CONVERTING FACTORIES TO STORAGE IS COMPLEX, COSTLY
Demand for stationary batteries in North America will hit 76 gigawatt-hours this year, according to consultancy Benchmark Mineral Intelligence. But the auto industry’s investment binge on EV battery capacity has left it with far more factory space than that: roughly 275 GWh. While storage demand is expected to nearly double over the next five years, to 125 GWh, that still won’t be enough to mop up the excess capacity installed for the auto industry.
For example, LGES, which produces battery cells in North America at its own facilities and in joint ventures with General Motors, Honda and Hyundai, is converting factory space to be able to produce up to 50 GWh of batteries for storage a year by the end of this year. Still, that’s only about a third of the company's overall capacity in the region.

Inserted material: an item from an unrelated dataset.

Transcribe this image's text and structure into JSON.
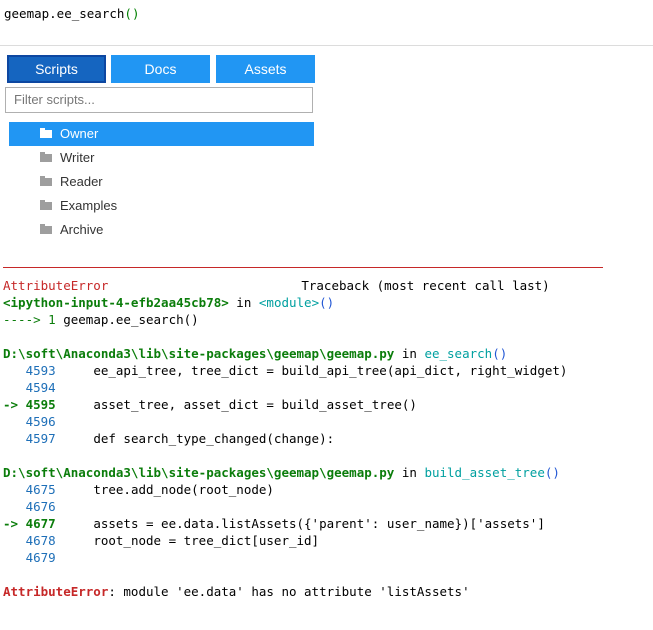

Most energy storage systems use a breed of batteries called lithium iron-phosphate, or LFP, which is cheaper than the nickel-heavy chemistry that is predominantly used for EV batteries in North America. Switching factories to LFP can take as long as 18 months and cost several hundred million dollars, battery executives told Reuters.
For U.S. battery makers, producing LFP is also complicated by China’s dominance of that technology and its supply chain. U.S.-based battery makers are working to cut their reliance on Chinese materials to qualify for generous federal tax credits for domestic battery production that took effect during the Biden administration and were left in place under Trump, said Iola Hughes, Benchmark’s head of research. Producers must gradually phase out Chinese content in coming years to get the full tax breaks.
Trade barriers are another problem. U.S. tariffs on Chinese-made cathode and anode materials – the two electrodes that ping-pong the electric charge back and forth inside a battery – stand at 35%, according to Benchmark Mineral Intelligence.
CARMAKERS CHASE TESLA ON BATTERY STORAGE
The pivot to energy storage by U.S. carmakers and battery companies has accelerated in recent months.
In March, the GM-LGES joint venture said it was spending $70 million and retraining workers to make battery cells for storage at its plant south of Nashville. Ford Motor in December disclosed it would repurpose some underused factory space in Kentucky to make storage batteries.
Traditional automakers are playing catch-up to Tesla. Elon Musk's company has spent about a decade developing its energy storage business, which has become one of the EV maker's fastest-growing divisions.
It was also more profitable than its EV business in 2025, with gross margins of about 30% compared to about 15% for its automotive business, excluding earnings from regulatory credits.
Deployments of Tesla’s so-called Megapack storage units have surged, including $430 million in revenue last year from sales to Musk’s xAI, an example of how AI-driven data-center demand is translating directly into battery orders.
Kurt Kelty, GM's battery chief and a former Tesla executive, told Reuters in January that the company is committed to building a battery manufacturing industry and supply chain in the U.S. Whether it’s for EVs or storage systems, he said, “it really doesn’t matter.”